Confirm IAM Understanding with S3 Bucket Policy and ELB

Mâtt Frëëman

2/14/23, 1:26 PM

I have setup an S3 bucket with the policy suggested per https://docs.aws.amazon.com/elasticloadbalancing/latest/application/load-balancer-access-logs.html#access-logging-bucket-permissions (with obvious ID substitutions), this works, ALB logs are hitting the S3 bucket.

I then started wondering about the exact policy. It seems this policy is allowing the full ELB (not linked to my account - account id is per region id for ELB) to PutObject to my S3 bucket and prefix defined by the resource.
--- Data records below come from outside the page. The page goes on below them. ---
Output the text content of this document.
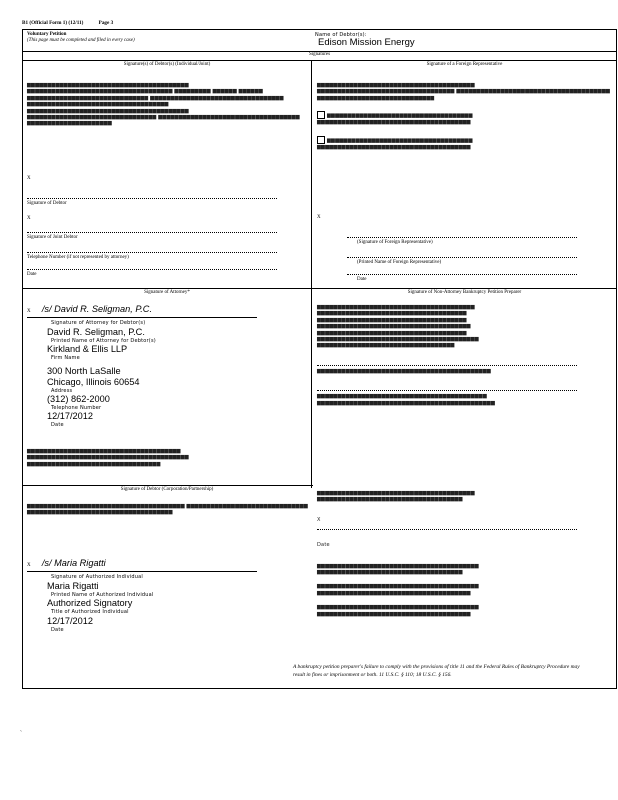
B1 (Official Form 1) (12/11)	Page 3
Voluntary Petition
(This page must be completed and filed in every case)
Name of Debtor(s):
Edison Mission Energy
Signatures
Signature(s) of Debtor(s) (Individual/Joint)
▆▆▆▆▆▆▆▆▆▆▆▆▆▆▆▆▆▆▆▆▆▆▆▆▆▆▆▆▆▆▆▆▆▆▆▆▆▆▆▆ ▆▆▆▆▆▆▆▆▆▆▆▆▆▆▆▆▆▆▆▆▆▆▆▆▆▆▆▆▆▆▆▆▆▆▆▆ ▆▆▆▆▆▆▆▆▆ ▆▆▆▆▆▆ ▆▆▆▆▆▆ ▆▆▆▆▆▆▆▆▆▆▆▆▆▆▆▆▆▆▆▆▆▆▆▆▆▆▆▆▆▆ ▆▆▆▆▆▆▆▆▆▆▆▆▆▆▆▆▆▆▆▆▆▆▆▆▆▆▆▆▆▆▆▆▆ ▆▆▆▆▆▆▆▆▆▆▆▆▆▆▆▆▆▆▆▆▆▆▆▆▆▆▆▆▆▆▆▆▆▆▆ ▆▆▆▆▆▆▆▆▆▆▆▆▆▆▆▆▆▆▆▆▆▆▆▆▆▆▆▆▆▆▆▆▆▆▆▆▆▆▆▆ ▆▆▆▆▆▆▆▆▆▆▆▆▆▆▆▆▆▆▆▆▆▆▆▆▆▆▆▆▆▆▆▆ ▆▆▆▆▆▆▆▆▆▆▆▆▆▆▆▆▆▆▆▆▆▆▆▆▆▆▆▆▆▆▆▆▆▆▆ ▆▆▆▆▆▆▆▆▆▆▆▆▆▆▆▆▆▆▆▆▆
X
Signature of Debtor
X
Signature of Joint Debtor
Telephone Number (if not represented by attorney)
Date
Signature of a Foreign Representative
▆▆▆▆▆▆▆▆▆▆▆▆▆▆▆▆▆▆▆▆▆▆▆▆▆▆▆▆▆▆▆▆▆▆▆▆▆▆▆ ▆▆▆▆▆▆▆▆▆▆▆▆▆▆▆▆▆▆▆▆▆▆▆▆▆▆▆▆▆▆▆▆▆▆ ▆▆▆▆▆▆▆▆▆▆▆▆▆▆▆▆▆▆▆▆▆▆▆▆▆▆▆▆▆▆▆▆▆▆▆▆▆▆ ▆▆▆▆▆▆▆▆▆▆▆▆▆▆▆▆▆▆▆▆▆▆▆▆▆▆▆▆▆
▆▆▆▆▆▆▆▆▆▆▆▆▆▆▆▆▆▆▆▆▆▆▆▆▆▆▆▆▆▆▆▆▆▆▆▆ ▆▆▆▆▆▆▆▆▆▆▆▆▆▆▆▆▆▆▆▆▆▆▆▆▆▆▆▆▆▆▆▆▆▆▆▆▆▆
▆▆▆▆▆▆▆▆▆▆▆▆▆▆▆▆▆▆▆▆▆▆▆▆▆▆▆▆▆▆▆▆▆▆▆▆ ▆▆▆▆▆▆▆▆▆▆▆▆▆▆▆▆▆▆▆▆▆▆▆▆▆▆▆▆▆▆▆▆▆▆▆▆▆▆
X
(Signature of Foreign Representative)
(Printed Name of Foreign Representative)
Date
Signature of Attorney*
X /s/ David R. Seligman, P.C.
Signature of Attorney for Debtor(s)
David R. Seligman, P.C.
Printed Name of Attorney for Debtor(s)
Kirkland & Ellis LLP
Firm Name
300 North LaSalle
Chicago, Illinois 60654
Address
(312) 862-2000
Telephone Number
12/17/2012
Date
▆▆▆▆▆▆▆▆▆▆▆▆▆▆▆▆▆▆▆▆▆▆▆▆▆▆▆▆▆▆▆▆▆▆▆▆▆▆ ▆▆▆▆▆▆▆▆▆▆▆▆▆▆▆▆▆▆▆▆▆▆▆▆▆▆▆▆▆▆▆▆▆▆▆▆▆▆▆▆ ▆▆▆▆▆▆▆▆▆▆▆▆▆▆▆▆▆▆▆▆▆▆▆▆▆▆▆▆▆▆▆▆▆
Signature of Non-Attorney Bankruptcy Petition Preparer
▆▆▆▆▆▆▆▆▆▆▆▆▆▆▆▆▆▆▆▆▆▆▆▆▆▆▆▆▆▆▆▆▆▆▆▆▆▆▆ ▆▆▆▆▆▆▆▆▆▆▆▆▆▆▆▆▆▆▆▆▆▆▆▆▆▆▆▆▆▆▆▆▆▆▆▆▆ ▆▆▆▆▆▆▆▆▆▆▆▆▆▆▆▆▆▆▆▆▆▆▆▆▆▆▆▆▆▆▆▆▆▆▆▆▆ ▆▆▆▆▆▆▆▆▆▆▆▆▆▆▆▆▆▆▆▆▆▆▆▆▆▆▆▆▆▆▆▆▆▆▆▆▆▆ ▆▆▆▆▆▆▆▆▆▆▆▆▆▆▆▆▆▆▆▆▆▆▆▆▆▆▆▆▆▆▆▆▆▆▆▆▆ ▆▆▆▆▆▆▆▆▆▆▆▆▆▆▆▆▆▆▆▆▆▆▆▆▆▆▆▆▆▆▆▆▆▆▆▆▆▆▆▆ ▆▆▆▆▆▆▆▆▆▆▆▆▆▆▆▆▆▆▆▆▆▆▆▆▆▆▆▆▆▆▆▆▆▆
▆▆▆▆▆▆▆▆▆▆▆▆▆▆▆▆▆▆▆▆▆▆▆▆▆▆▆▆▆▆▆▆▆▆▆▆▆▆▆▆▆▆▆
▆▆▆▆▆▆▆▆▆▆▆▆▆▆▆▆▆▆▆▆▆▆▆▆▆▆▆▆▆▆▆▆▆▆▆▆▆▆▆▆▆▆ ▆▆▆▆▆▆▆▆▆▆▆▆▆▆▆▆▆▆▆▆▆▆▆▆▆▆▆▆▆▆▆▆▆▆▆▆▆▆▆▆▆▆▆▆
Signature of Debtor (Corporation/Partnership)
▆▆▆▆▆▆▆▆▆▆▆▆▆▆▆▆▆▆▆▆▆▆▆▆▆▆▆▆▆▆▆▆▆▆▆▆▆▆▆ ▆▆▆▆▆▆▆▆▆▆▆▆▆▆▆▆▆▆▆▆▆▆▆▆▆▆▆▆▆▆ ▆▆▆▆▆▆▆▆▆▆▆▆▆▆▆▆▆▆▆▆▆▆▆▆▆▆▆▆▆▆▆▆▆▆▆▆
X /s/ Maria Rigatti
Signature of Authorized Individual
Maria Rigatti
Printed Name of Authorized Individual
Authorized Signatory
Title of Authorized Individual
12/17/2012
Date
▆▆▆▆▆▆▆▆▆▆▆▆▆▆▆▆▆▆▆▆▆▆▆▆▆▆▆▆▆▆▆▆▆▆▆▆▆▆▆ ▆▆▆▆▆▆▆▆▆▆▆▆▆▆▆▆▆▆▆▆▆▆▆▆▆▆▆▆▆▆▆▆▆▆▆▆
X
Date
▆▆▆▆▆▆▆▆▆▆▆▆▆▆▆▆▆▆▆▆▆▆▆▆▆▆▆▆▆▆▆▆▆▆▆▆▆▆▆▆ ▆▆▆▆▆▆▆▆▆▆▆▆▆▆▆▆▆▆▆▆▆▆▆▆▆▆▆▆▆▆▆▆▆▆▆▆
▆▆▆▆▆▆▆▆▆▆▆▆▆▆▆▆▆▆▆▆▆▆▆▆▆▆▆▆▆▆▆▆▆▆▆▆▆▆▆▆ ▆▆▆▆▆▆▆▆▆▆▆▆▆▆▆▆▆▆▆▆▆▆▆▆▆▆▆▆▆▆▆▆▆▆▆▆▆▆
▆▆▆▆▆▆▆▆▆▆▆▆▆▆▆▆▆▆▆▆▆▆▆▆▆▆▆▆▆▆▆▆▆▆▆▆▆▆▆▆ ▆▆▆▆▆▆▆▆▆▆▆▆▆▆▆▆▆▆▆▆▆▆▆▆▆▆▆▆▆▆▆▆▆▆▆▆▆▆
A bankruptcy petition preparer's failure to comply with the provisions of title 11 and the Federal Rules of Bankruptcy Procedure may result in fines or imprisonment or both. 11 U.S.C. § 110; 18 U.S.C. § 156.
`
I would like to confirm my understanding that this is "okay", because it's the ALB/ELB job at creation time to check that either the S3 bucket belongs to account holder or has been setup to allow cross account delegation from the account/role creating the ELB/ALB resources. What happens in the case of cross account delegation if the other account holder removes the permissions for my account, does the ALB/ELB continously check for this and then remove the permission?

182

0 + 0

amazon-web-services

Elon Musk

I sit in a Tesla and translated this thread with Ai:

EN: Confirm IAM Understanding with S3 Bucket Policy and ELB

TH: ยืนยันความเข้าใจ IAM ด้วย S3 Bucket Policy และ ELB

RO: Confirmați înțelegerea IAM cu S3 Bucket Policy și ELB

RU: Подтвердите понимание IAM с помощью S3 Bucket Policy и ELB

VI: Xác nhận hiểu biết về IAM với Chính sách nhóm S3 và ELB

Post an answer

Most people don’t grasp that asking a lot of questions unlocks learning and improves interpersonal bonding. In Alison’s studies, for example, though people could accurately recall how many questions had been asked in their conversations, they didn’t intuit the link between questions and liking. Across four studies, in which participants were engaged in conversations themselves or read transcripts of others’ conversations, people tended not to realize that question asking would influence—or had influenced—the level of amity between the conversationalists.